GREGG GONSALVES is a global health activist, an epidemiologist, an Assistant Professor at Yale School of Public Health  and an Associate Professor (adjunct) at Yale Law School. He was born on this date in Mineola, New York and grew up in nearby East Meadow, NY and attended East Meadow High School.

He began working with the AIDS Coalition to Unleash Power (ACT-UP) in 1990, going on to co-found the Treatment Action Group (TAG) in 1992, with his colleagues from the Treatment and Data Committee of ACT UP New York, including Peter Staley, Mark Harrington and Spencer Cox. With TAG, he authored several reports on HIV research, including a critical review of AIDS research at the National Institutes of Health, which led to a reorganization of the NIH’s AIDS program by Congress. He found out he was HIV+ in 1995. In 2000, Gonsalves went on to join Gay Men’s Health Crisis and its Department of Public Policy. In 2006, Gonsalves moved to Cape Town, South Africa to work for the AIDS and Rights Alliance for Southern Africa where he was part of campaigns to expand access to antiretroviral therapy in Southern Africa. In the mid-2000s, he gave well-regarded plenary speeches at two back-to-back International AIDS Conferences in Toronto and Mexico City. He is also a co-founder of the International Treatment Preparedness Coalition, a collective of AIDS activists from around the world fighting for access to AIDS treatment and other life-saving medicines through education, monitoring and advocacy. In 2008, he received $100,000 as the first recipient of the AIDS Leadership Award from the John M. Lloyd Foundation.

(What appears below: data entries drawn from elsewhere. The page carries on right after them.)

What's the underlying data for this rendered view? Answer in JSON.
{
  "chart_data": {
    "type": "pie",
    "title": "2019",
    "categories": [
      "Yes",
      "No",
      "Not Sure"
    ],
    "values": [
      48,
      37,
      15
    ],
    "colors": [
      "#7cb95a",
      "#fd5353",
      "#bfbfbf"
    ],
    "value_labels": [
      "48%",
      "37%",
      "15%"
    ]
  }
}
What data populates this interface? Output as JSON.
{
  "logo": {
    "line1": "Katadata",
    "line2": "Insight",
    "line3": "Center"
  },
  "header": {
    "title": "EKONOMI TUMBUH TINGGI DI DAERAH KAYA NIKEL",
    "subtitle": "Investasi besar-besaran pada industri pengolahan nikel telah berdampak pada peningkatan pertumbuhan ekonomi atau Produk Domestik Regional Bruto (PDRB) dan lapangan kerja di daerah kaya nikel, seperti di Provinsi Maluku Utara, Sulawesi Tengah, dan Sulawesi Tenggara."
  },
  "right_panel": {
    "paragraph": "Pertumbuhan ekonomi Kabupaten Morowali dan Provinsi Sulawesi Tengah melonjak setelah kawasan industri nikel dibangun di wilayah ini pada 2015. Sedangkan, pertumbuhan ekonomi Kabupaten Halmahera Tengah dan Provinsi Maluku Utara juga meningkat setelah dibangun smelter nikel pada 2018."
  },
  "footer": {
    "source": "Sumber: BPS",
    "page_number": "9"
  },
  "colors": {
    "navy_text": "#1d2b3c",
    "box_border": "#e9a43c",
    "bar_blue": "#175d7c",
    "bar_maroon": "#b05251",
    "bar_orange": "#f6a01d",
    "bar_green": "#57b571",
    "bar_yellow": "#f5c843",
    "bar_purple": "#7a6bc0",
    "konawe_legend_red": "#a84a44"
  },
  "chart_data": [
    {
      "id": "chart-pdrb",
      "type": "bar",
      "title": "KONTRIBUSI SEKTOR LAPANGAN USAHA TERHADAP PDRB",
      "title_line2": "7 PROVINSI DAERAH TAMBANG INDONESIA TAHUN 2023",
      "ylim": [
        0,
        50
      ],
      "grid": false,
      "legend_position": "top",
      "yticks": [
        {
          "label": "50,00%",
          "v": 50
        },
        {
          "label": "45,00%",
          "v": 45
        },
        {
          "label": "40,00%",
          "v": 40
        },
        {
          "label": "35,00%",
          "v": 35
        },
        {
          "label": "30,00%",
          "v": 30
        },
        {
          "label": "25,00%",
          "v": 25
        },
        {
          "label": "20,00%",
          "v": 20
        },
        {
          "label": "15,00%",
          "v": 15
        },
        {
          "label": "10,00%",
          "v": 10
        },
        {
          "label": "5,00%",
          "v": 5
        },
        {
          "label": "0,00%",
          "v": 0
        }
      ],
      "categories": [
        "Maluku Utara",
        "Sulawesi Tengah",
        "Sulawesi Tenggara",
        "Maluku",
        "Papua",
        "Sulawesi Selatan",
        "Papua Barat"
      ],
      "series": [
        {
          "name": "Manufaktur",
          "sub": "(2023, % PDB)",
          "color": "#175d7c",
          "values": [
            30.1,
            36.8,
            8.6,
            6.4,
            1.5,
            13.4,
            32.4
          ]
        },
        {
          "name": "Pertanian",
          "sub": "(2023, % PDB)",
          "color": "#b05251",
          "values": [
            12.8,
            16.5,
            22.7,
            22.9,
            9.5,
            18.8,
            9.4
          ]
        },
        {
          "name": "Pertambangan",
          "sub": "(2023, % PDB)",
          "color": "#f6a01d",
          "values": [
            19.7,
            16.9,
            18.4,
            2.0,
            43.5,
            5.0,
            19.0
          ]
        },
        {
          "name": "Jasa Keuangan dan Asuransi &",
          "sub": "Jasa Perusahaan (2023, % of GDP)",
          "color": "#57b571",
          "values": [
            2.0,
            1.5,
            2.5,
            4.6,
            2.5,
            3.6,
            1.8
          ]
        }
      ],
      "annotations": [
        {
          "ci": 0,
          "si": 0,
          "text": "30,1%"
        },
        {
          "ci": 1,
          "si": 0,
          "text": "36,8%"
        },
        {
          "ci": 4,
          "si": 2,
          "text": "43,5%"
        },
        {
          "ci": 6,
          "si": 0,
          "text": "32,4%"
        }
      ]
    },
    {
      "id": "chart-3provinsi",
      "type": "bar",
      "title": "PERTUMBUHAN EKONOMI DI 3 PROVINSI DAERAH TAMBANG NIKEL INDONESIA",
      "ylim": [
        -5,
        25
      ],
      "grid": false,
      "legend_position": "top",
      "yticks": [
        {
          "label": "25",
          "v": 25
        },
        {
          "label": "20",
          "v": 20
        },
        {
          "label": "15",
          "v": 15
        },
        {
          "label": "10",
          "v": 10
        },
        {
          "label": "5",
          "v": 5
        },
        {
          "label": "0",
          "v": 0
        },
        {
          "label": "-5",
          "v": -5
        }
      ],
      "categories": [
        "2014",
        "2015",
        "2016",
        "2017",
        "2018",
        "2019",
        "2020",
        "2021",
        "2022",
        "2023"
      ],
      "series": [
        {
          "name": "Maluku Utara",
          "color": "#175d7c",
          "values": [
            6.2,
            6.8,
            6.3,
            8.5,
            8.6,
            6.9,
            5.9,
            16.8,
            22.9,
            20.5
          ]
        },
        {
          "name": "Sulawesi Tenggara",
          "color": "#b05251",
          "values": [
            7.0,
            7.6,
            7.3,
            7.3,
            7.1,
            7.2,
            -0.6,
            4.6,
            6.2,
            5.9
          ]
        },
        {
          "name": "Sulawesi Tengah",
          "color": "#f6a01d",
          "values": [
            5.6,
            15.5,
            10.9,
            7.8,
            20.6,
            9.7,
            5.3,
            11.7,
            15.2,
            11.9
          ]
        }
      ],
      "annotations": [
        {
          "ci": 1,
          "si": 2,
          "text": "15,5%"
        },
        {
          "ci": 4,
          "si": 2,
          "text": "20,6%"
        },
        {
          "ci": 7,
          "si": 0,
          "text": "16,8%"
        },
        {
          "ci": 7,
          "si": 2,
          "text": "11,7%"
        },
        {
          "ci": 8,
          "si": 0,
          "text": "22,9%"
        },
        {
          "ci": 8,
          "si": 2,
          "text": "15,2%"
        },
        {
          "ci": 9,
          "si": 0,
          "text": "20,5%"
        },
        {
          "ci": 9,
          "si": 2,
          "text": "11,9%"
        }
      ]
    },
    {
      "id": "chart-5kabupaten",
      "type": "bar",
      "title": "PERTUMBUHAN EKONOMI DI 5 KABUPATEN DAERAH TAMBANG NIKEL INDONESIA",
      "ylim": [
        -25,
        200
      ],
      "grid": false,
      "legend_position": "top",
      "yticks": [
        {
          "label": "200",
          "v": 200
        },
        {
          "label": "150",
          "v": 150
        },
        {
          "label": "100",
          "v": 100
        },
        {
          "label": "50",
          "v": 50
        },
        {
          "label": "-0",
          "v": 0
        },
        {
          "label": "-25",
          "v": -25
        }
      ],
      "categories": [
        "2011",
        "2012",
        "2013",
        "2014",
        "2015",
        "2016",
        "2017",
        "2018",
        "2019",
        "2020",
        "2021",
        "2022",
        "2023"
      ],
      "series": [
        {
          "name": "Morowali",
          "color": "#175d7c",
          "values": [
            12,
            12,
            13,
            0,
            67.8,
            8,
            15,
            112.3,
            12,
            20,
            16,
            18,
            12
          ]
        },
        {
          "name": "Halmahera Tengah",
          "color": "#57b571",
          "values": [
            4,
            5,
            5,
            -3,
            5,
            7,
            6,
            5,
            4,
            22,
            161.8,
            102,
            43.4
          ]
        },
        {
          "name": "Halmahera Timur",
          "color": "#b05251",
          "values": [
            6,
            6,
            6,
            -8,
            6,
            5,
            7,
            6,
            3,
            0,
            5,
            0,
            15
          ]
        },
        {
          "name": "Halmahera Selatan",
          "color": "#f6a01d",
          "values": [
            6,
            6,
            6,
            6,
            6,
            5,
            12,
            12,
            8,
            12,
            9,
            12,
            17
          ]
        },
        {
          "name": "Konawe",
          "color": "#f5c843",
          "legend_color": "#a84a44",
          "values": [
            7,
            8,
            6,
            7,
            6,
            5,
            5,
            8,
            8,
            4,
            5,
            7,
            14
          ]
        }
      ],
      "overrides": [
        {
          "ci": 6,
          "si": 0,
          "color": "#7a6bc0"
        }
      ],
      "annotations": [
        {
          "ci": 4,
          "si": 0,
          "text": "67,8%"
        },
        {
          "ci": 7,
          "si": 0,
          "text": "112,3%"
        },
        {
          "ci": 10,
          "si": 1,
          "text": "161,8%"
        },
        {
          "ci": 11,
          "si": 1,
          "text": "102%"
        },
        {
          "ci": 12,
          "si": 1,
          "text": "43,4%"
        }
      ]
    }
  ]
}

He joined the faculty of Yale School of Public Health in 2017. His research focuses on using quantitative models to improve the delivery of services and shape policy-making on HIV/AIDS. At Yale, he is affiliated with the Public Health Modeling Unit and the Yale Program in Addiction Medicine. In 2019, he received an Avenir award from the National Institute on Drug Abuse, a grant program devoted “to early-stage investigators who propose highly innovative studies [and] researchers who represent the future of addiction science” for his proposal to examine the syndemic of HIV, hepatitis C and overdose in the contest of the US opioid crisis. In 2018, he was awarded a MacArthur Foundation “Genius” Fellowship.